Scottish tourist finds python hiding in shoe after vacation to Australia

Updated

A small python hitched a ride in a Scottish traveler's luggage on her return flight home from the exact country you're probably imagining.

Australian native Paul Airlie told ABC News Australia that while his mother-in-law, Moira Boxall, was visiting him and her daughter, Sarah, at the couple's Queensland home last week, she thought she spotted a snake in her room.

"She had woken up a few days before she left and thought she had seen a snake in her room and woke me up at 3:00 in the morning to check," Airlie told the outlet.

Airlie could not find the snake at the time and, days later, Boxall packed up her bags and flew 9,000 miles back home to Glasgow, a day-long journey.

Things proceeded as normal until she began unpacking her luggage and discovered the scaly stowaway, which had taken up residence in one of her shoes and even shed its skin during the trek.

At first, the traveler imagined the snake was part of a prank, but upon realizing it was very much alive, she panicked, according to her son-in-law.

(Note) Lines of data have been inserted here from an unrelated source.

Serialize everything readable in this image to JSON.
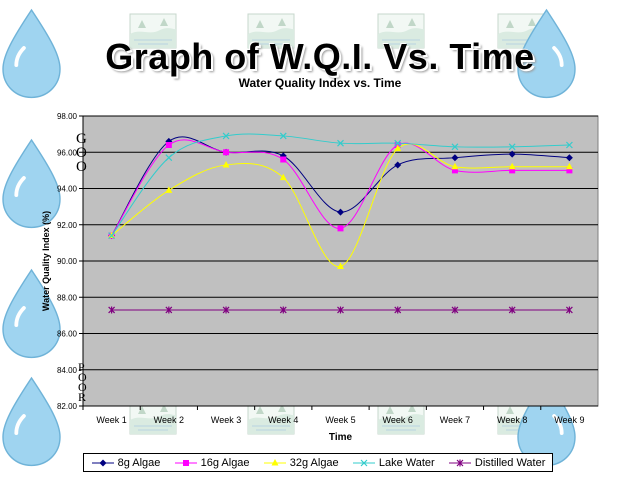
{
  "slide_title": "Graph of W.Q.I. Vs. Time",
  "decor": {
    "background_icons": [
      "water-drop-icon",
      "lake-landscape-icon"
    ],
    "drop_color": "#9fd4f0",
    "stray_left_letters_top": [
      "G",
      "O",
      "O"
    ],
    "stray_left_letters_bottom": [
      "P",
      "O",
      "O",
      "R"
    ]
  },
  "chart_data": {
    "type": "line",
    "title": "Water Quality Index vs. Time",
    "xlabel": "Time",
    "ylabel": "Water Quality Index (%)",
    "categories": [
      "Week 1",
      "Week 2",
      "Week 3",
      "Week 4",
      "Week 5",
      "Week 6",
      "Week 7",
      "Week 8",
      "Week 9"
    ],
    "ylim": [
      82,
      98
    ],
    "yticks": [
      82,
      84,
      86,
      88,
      90,
      92,
      94,
      96,
      98
    ],
    "ytick_labels": [
      "82.00",
      "84.00",
      "86.00",
      "88.00",
      "90.00",
      "92.00",
      "94.00",
      "96.00",
      "98.00"
    ],
    "grid": true,
    "legend_position": "bottom",
    "plot_background": "#c0c0c0",
    "series": [
      {
        "name": "8g Algae",
        "color": "#000080",
        "marker": "diamond",
        "values": [
          91.4,
          96.6,
          96.0,
          95.8,
          92.7,
          95.3,
          95.7,
          95.9,
          95.7
        ]
      },
      {
        "name": "16g Algae",
        "color": "#ff00ff",
        "marker": "square",
        "values": [
          91.4,
          96.4,
          96.0,
          95.6,
          91.8,
          96.4,
          95.0,
          95.0,
          95.0
        ]
      },
      {
        "name": "32g Algae",
        "color": "#ffff00",
        "marker": "triangle",
        "values": [
          91.4,
          93.9,
          95.3,
          94.6,
          89.7,
          96.2,
          95.2,
          95.2,
          95.2
        ]
      },
      {
        "name": "Lake Water",
        "color": "#33cccc",
        "marker": "x",
        "values": [
          91.4,
          95.7,
          96.9,
          96.9,
          96.5,
          96.5,
          96.3,
          96.3,
          96.4
        ]
      },
      {
        "name": "Distilled Water",
        "color": "#800080",
        "marker": "star",
        "values": [
          87.3,
          87.3,
          87.3,
          87.3,
          87.3,
          87.3,
          87.3,
          87.3,
          87.3
        ]
      }
    ]
  }
}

"She actually thought that Sarah and I had put a fake snake in her shoe to wind her up, so at first she thought it was a joke until she touched it and it moved," Airlie told ABC. "She absolutely lost it — it was her first real encounter with a snake."

Boxall grabbed the shoe with the snake in it and put it in her garden with a box over the top and immediately called Airlie, who phoned the Scottish RSPCA.

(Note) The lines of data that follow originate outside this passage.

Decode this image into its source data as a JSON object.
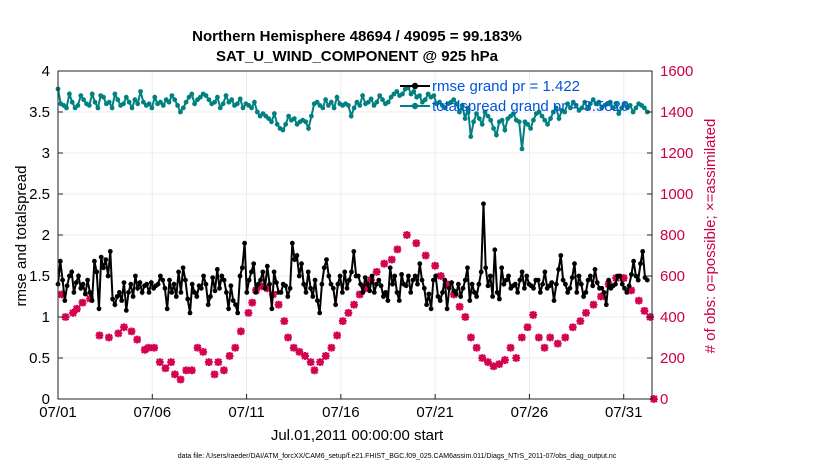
{
  "chart_data": {
    "type": "line",
    "title": "Northern Hemisphere 48694 / 49095 = 99.183%",
    "subtitle": "SAT_U_WIND_COMPONENT @ 925 hPa",
    "xlabel": "Jul.01,2011 00:00:00 start",
    "ylabel_left": "rmse and totalspread",
    "ylabel_right": "# of obs: o=possible; ×=assimilated",
    "xlim": [
      0,
      31.5
    ],
    "ylim_left": [
      0,
      4
    ],
    "ylim_right": [
      0,
      1600
    ],
    "x_tick_positions": [
      0,
      5,
      10,
      15,
      20,
      25,
      30
    ],
    "x_tick_labels": [
      "07/01",
      "07/06",
      "07/11",
      "07/16",
      "07/21",
      "07/26",
      "07/31"
    ],
    "y_left_ticks": [
      "0",
      "0.5",
      "1",
      "1.5",
      "2",
      "2.5",
      "3",
      "3.5",
      "4"
    ],
    "y_right_ticks": [
      "0",
      "200",
      "400",
      "600",
      "800",
      "1000",
      "1200",
      "1400",
      "1600"
    ],
    "grid": true,
    "legend_position": "top-right",
    "colors": {
      "rmse": "#000000",
      "totalspread": "#008080",
      "obs": "#d40050",
      "axis_right": "#cc0044",
      "legend_text": "#0055dd"
    },
    "series": [
      {
        "name": "rmse grand pr = 1.422",
        "axis": "left",
        "marker": "circle",
        "y": [
          1.4,
          1.68,
          1.45,
          1.2,
          1.38,
          1.5,
          1.55,
          1.3,
          1.42,
          1.5,
          1.35,
          1.4,
          1.28,
          1.45,
          1.3,
          1.2,
          1.68,
          1.55,
          1.1,
          1.73,
          1.6,
          1.7,
          1.5,
          1.8,
          1.22,
          1.15,
          1.25,
          1.3,
          1.2,
          1.42,
          1.08,
          1.3,
          1.4,
          1.25,
          1.5,
          1.35,
          1.42,
          1.3,
          1.38,
          1.4,
          1.3,
          1.42,
          1.35,
          1.38,
          1.4,
          1.5,
          1.45,
          1.35,
          1.1,
          1.45,
          1.3,
          1.4,
          1.25,
          1.55,
          1.3,
          1.6,
          1.45,
          1.22,
          1.05,
          1.4,
          1.3,
          1.25,
          1.38,
          1.35,
          1.5,
          1.4,
          1.15,
          1.25,
          1.48,
          1.32,
          1.58,
          1.35,
          1.5,
          1.45,
          1.3,
          1.1,
          1.38,
          1.2,
          1.15,
          1.05,
          1.5,
          1.6,
          1.9,
          1.3,
          1.45,
          1.55,
          1.65,
          1.3,
          1.4,
          1.45,
          1.55,
          1.35,
          1.62,
          1.4,
          1.1,
          1.55,
          1.42,
          1.3,
          1.3,
          1.4,
          1.38,
          1.25,
          1.35,
          1.9,
          1.7,
          1.75,
          1.5,
          1.65,
          1.4,
          1.3,
          1.55,
          1.35,
          1.25,
          1.45,
          1.2,
          1.05,
          1.4,
          1.6,
          1.7,
          1.5,
          1.4,
          1.35,
          1.15,
          1.4,
          1.5,
          1.3,
          1.55,
          1.35,
          1.45,
          1.55,
          1.8,
          1.5,
          1.5,
          1.4,
          1.3,
          1.48,
          1.4,
          1.32,
          1.5,
          1.3,
          1.4,
          1.45,
          1.38,
          1.25,
          1.3,
          1.2,
          1.6,
          1.4,
          1.5,
          1.3,
          1.2,
          1.52,
          1.4,
          1.38,
          1.5,
          1.3,
          1.45,
          1.5,
          1.4,
          1.65,
          1.45,
          1.35,
          1.15,
          1.28,
          1.1,
          1.45,
          1.5,
          1.25,
          1.2,
          1.3,
          1.45,
          1.1,
          1.35,
          1.42,
          1.32,
          1.28,
          1.4,
          1.25,
          1.35,
          1.45,
          1.6,
          1.2,
          1.4,
          1.3,
          1.25,
          1.4,
          1.55,
          2.38,
          1.6,
          1.38,
          1.5,
          1.25,
          1.82,
          1.3,
          1.22,
          1.6,
          1.4,
          1.45,
          1.5,
          1.35,
          1.38,
          1.4,
          1.3,
          1.45,
          1.55,
          1.35,
          1.5,
          1.4,
          1.38,
          1.35,
          1.45,
          1.45,
          1.3,
          1.4,
          1.55,
          1.35,
          1.38,
          1.42,
          1.2,
          1.4,
          1.58,
          1.75,
          1.45,
          1.4,
          1.3,
          1.35,
          1.48,
          1.65,
          1.3,
          1.5,
          1.4,
          1.25,
          1.3,
          1.45,
          1.5,
          1.38,
          1.58,
          1.42,
          1.35,
          1.35,
          1.3,
          1.15,
          1.45,
          1.35,
          1.38,
          1.4,
          1.5,
          1.5,
          1.4,
          1.35,
          1.3,
          1.38,
          1.52,
          1.68,
          1.5,
          1.45,
          1.65,
          1.8,
          1.48,
          1.45
        ]
      },
      {
        "name": "totalspread grand pr = 3.5829",
        "axis": "left",
        "marker": "circle",
        "y": [
          3.78,
          3.6,
          3.58,
          3.55,
          3.72,
          3.62,
          3.55,
          3.58,
          3.7,
          3.65,
          3.6,
          3.58,
          3.72,
          3.62,
          3.55,
          3.7,
          3.68,
          3.6,
          3.62,
          3.55,
          3.72,
          3.65,
          3.58,
          3.6,
          3.68,
          3.62,
          3.55,
          3.65,
          3.6,
          3.75,
          3.62,
          3.58,
          3.6,
          3.55,
          3.68,
          3.6,
          3.62,
          3.58,
          3.65,
          3.62,
          3.7,
          3.65,
          3.58,
          3.5,
          3.55,
          3.62,
          3.68,
          3.72,
          3.6,
          3.65,
          3.68,
          3.72,
          3.7,
          3.65,
          3.6,
          3.62,
          3.68,
          3.55,
          3.6,
          3.7,
          3.62,
          3.65,
          3.58,
          3.6,
          3.66,
          3.55,
          3.6,
          3.58,
          3.55,
          3.62,
          3.5,
          3.45,
          3.48,
          3.45,
          3.42,
          3.38,
          3.48,
          3.35,
          3.3,
          3.28,
          3.35,
          3.45,
          3.4,
          3.42,
          3.35,
          3.38,
          3.4,
          3.38,
          3.3,
          3.45,
          3.6,
          3.62,
          3.58,
          3.55,
          3.65,
          3.58,
          3.62,
          3.55,
          3.68,
          3.6,
          3.58,
          3.6,
          3.58,
          3.45,
          3.55,
          3.62,
          3.58,
          3.7,
          3.6,
          3.62,
          3.66,
          3.58,
          3.62,
          3.7,
          3.65,
          3.6,
          3.62,
          3.68,
          3.72,
          3.75,
          3.7,
          3.72,
          3.78,
          3.8,
          3.72,
          3.75,
          3.68,
          3.7,
          3.62,
          3.65,
          3.72,
          3.68,
          3.7,
          3.6,
          3.62,
          3.58,
          3.55,
          3.6,
          3.62,
          3.65,
          3.6,
          3.5,
          3.58,
          3.42,
          3.55,
          3.2,
          3.38,
          3.48,
          3.42,
          3.35,
          3.5,
          3.45,
          3.4,
          3.3,
          3.22,
          3.38,
          3.4,
          3.28,
          3.42,
          3.45,
          3.48,
          3.4,
          3.38,
          3.05,
          3.38,
          3.35,
          3.3,
          3.4,
          3.48,
          3.5,
          3.45,
          3.4,
          3.35,
          3.42,
          3.5,
          3.55,
          3.42,
          3.52,
          3.5,
          3.6,
          3.55,
          3.62,
          3.58,
          3.52,
          3.55,
          3.62,
          3.55,
          3.6,
          3.65,
          3.6,
          3.62,
          3.55,
          3.58,
          3.6,
          3.62,
          3.55,
          3.6,
          3.48,
          3.55,
          3.6,
          3.55,
          3.58,
          3.5,
          3.55,
          3.6,
          3.58,
          3.55,
          3.5
        ]
      }
    ],
    "obs_series": {
      "name": "# of obs",
      "axis": "right",
      "marker": "cross",
      "points": [
        [
          0.2,
          510
        ],
        [
          0.4,
          400
        ],
        [
          0.8,
          420
        ],
        [
          1.0,
          440
        ],
        [
          1.3,
          470
        ],
        [
          1.7,
          490
        ],
        [
          2.2,
          310
        ],
        [
          2.7,
          300
        ],
        [
          3.2,
          320
        ],
        [
          3.5,
          350
        ],
        [
          3.9,
          330
        ],
        [
          4.2,
          290
        ],
        [
          4.6,
          240
        ],
        [
          4.8,
          250
        ],
        [
          5.1,
          250
        ],
        [
          5.4,
          180
        ],
        [
          5.7,
          150
        ],
        [
          6.0,
          180
        ],
        [
          6.2,
          120
        ],
        [
          6.5,
          95
        ],
        [
          6.8,
          140
        ],
        [
          7.1,
          140
        ],
        [
          7.4,
          250
        ],
        [
          7.7,
          230
        ],
        [
          8.0,
          180
        ],
        [
          8.3,
          120
        ],
        [
          8.5,
          180
        ],
        [
          8.8,
          140
        ],
        [
          9.1,
          210
        ],
        [
          9.4,
          250
        ],
        [
          9.7,
          330
        ],
        [
          10.1,
          420
        ],
        [
          10.3,
          470
        ],
        [
          10.5,
          530
        ],
        [
          10.8,
          550
        ],
        [
          11.1,
          540
        ],
        [
          11.4,
          510
        ],
        [
          11.7,
          460
        ],
        [
          12.0,
          380
        ],
        [
          12.2,
          300
        ],
        [
          12.5,
          250
        ],
        [
          12.8,
          230
        ],
        [
          13.1,
          210
        ],
        [
          13.4,
          180
        ],
        [
          13.6,
          140
        ],
        [
          13.9,
          180
        ],
        [
          14.2,
          210
        ],
        [
          14.5,
          250
        ],
        [
          14.8,
          310
        ],
        [
          15.1,
          380
        ],
        [
          15.4,
          420
        ],
        [
          15.7,
          460
        ],
        [
          16.0,
          510
        ],
        [
          16.3,
          540
        ],
        [
          16.6,
          580
        ],
        [
          16.9,
          620
        ],
        [
          17.3,
          660
        ],
        [
          17.7,
          680
        ],
        [
          18.0,
          730
        ],
        [
          18.5,
          800
        ],
        [
          19.0,
          760
        ],
        [
          19.5,
          700
        ],
        [
          20.0,
          650
        ],
        [
          20.3,
          600
        ],
        [
          20.6,
          560
        ],
        [
          21.0,
          510
        ],
        [
          21.3,
          450
        ],
        [
          21.6,
          400
        ],
        [
          21.9,
          300
        ],
        [
          22.2,
          250
        ],
        [
          22.5,
          200
        ],
        [
          22.8,
          180
        ],
        [
          23.1,
          160
        ],
        [
          23.4,
          170
        ],
        [
          23.7,
          190
        ],
        [
          24.0,
          250
        ],
        [
          24.3,
          200
        ],
        [
          24.6,
          300
        ],
        [
          24.9,
          350
        ],
        [
          25.2,
          410
        ],
        [
          25.5,
          300
        ],
        [
          25.8,
          250
        ],
        [
          26.1,
          300
        ],
        [
          26.5,
          270
        ],
        [
          26.9,
          300
        ],
        [
          27.3,
          350
        ],
        [
          27.7,
          380
        ],
        [
          28.0,
          420
        ],
        [
          28.4,
          460
        ],
        [
          28.8,
          500
        ],
        [
          29.2,
          560
        ],
        [
          29.6,
          590
        ],
        [
          30.0,
          590
        ],
        [
          30.4,
          530
        ],
        [
          30.8,
          480
        ],
        [
          31.1,
          430
        ],
        [
          31.4,
          400
        ],
        [
          31.6,
          0
        ]
      ]
    }
  },
  "footer": {
    "data_file": "data file: /Users/raeder/DAI/ATM_forcXX/CAM6_setup/f.e21.FHIST_BGC.f09_025.CAM6assim.011/Diags_NTrS_2011-07/obs_diag_output.nc"
  }
}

"We had to tell them it was from Australia and that it could have been a venomous snake," he said. "Luckily we found out it was a spotted python so it was fine — it could have been worse."

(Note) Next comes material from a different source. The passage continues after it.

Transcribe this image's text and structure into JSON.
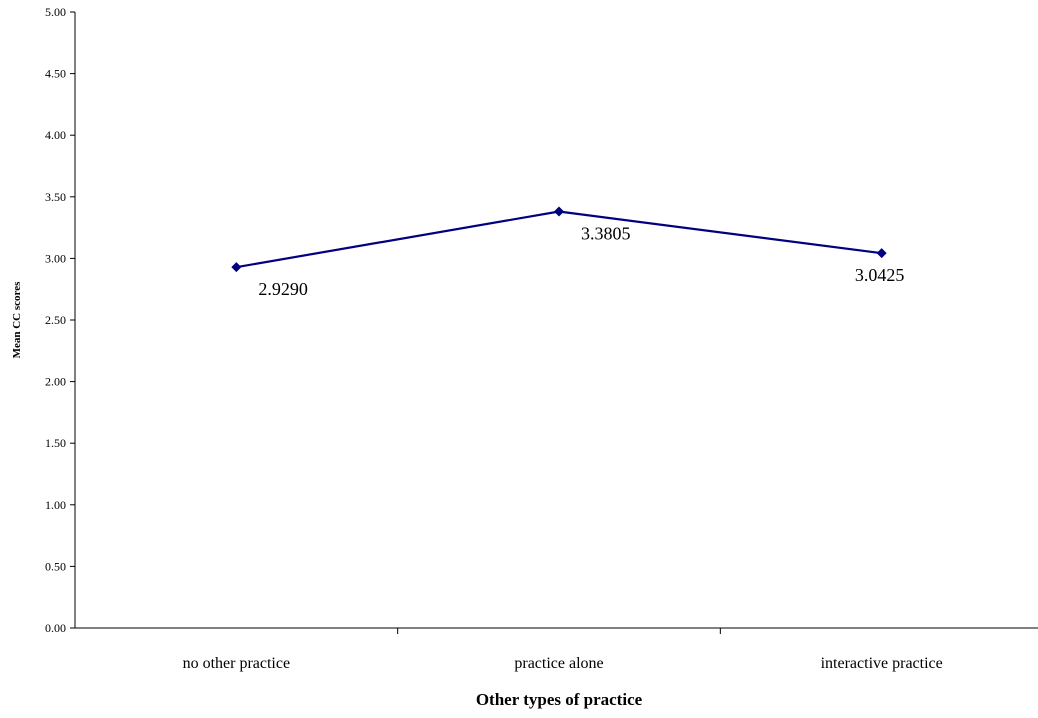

Spotted pythons are not poisonous, but they can grow to lengths of over four feet, according to the Australia Zoo. ABC reports that the python is expected to be taken to a zoo in Glasgow after it was briefly quarantined.

As for Boxall? Her son-in-law says she's relatively unscathed but will not likely be returning to Australia any time soon.

"She said she's not so keen to come back and visit, but I suspect she will," he told ABC. "She'll have to think about it at first."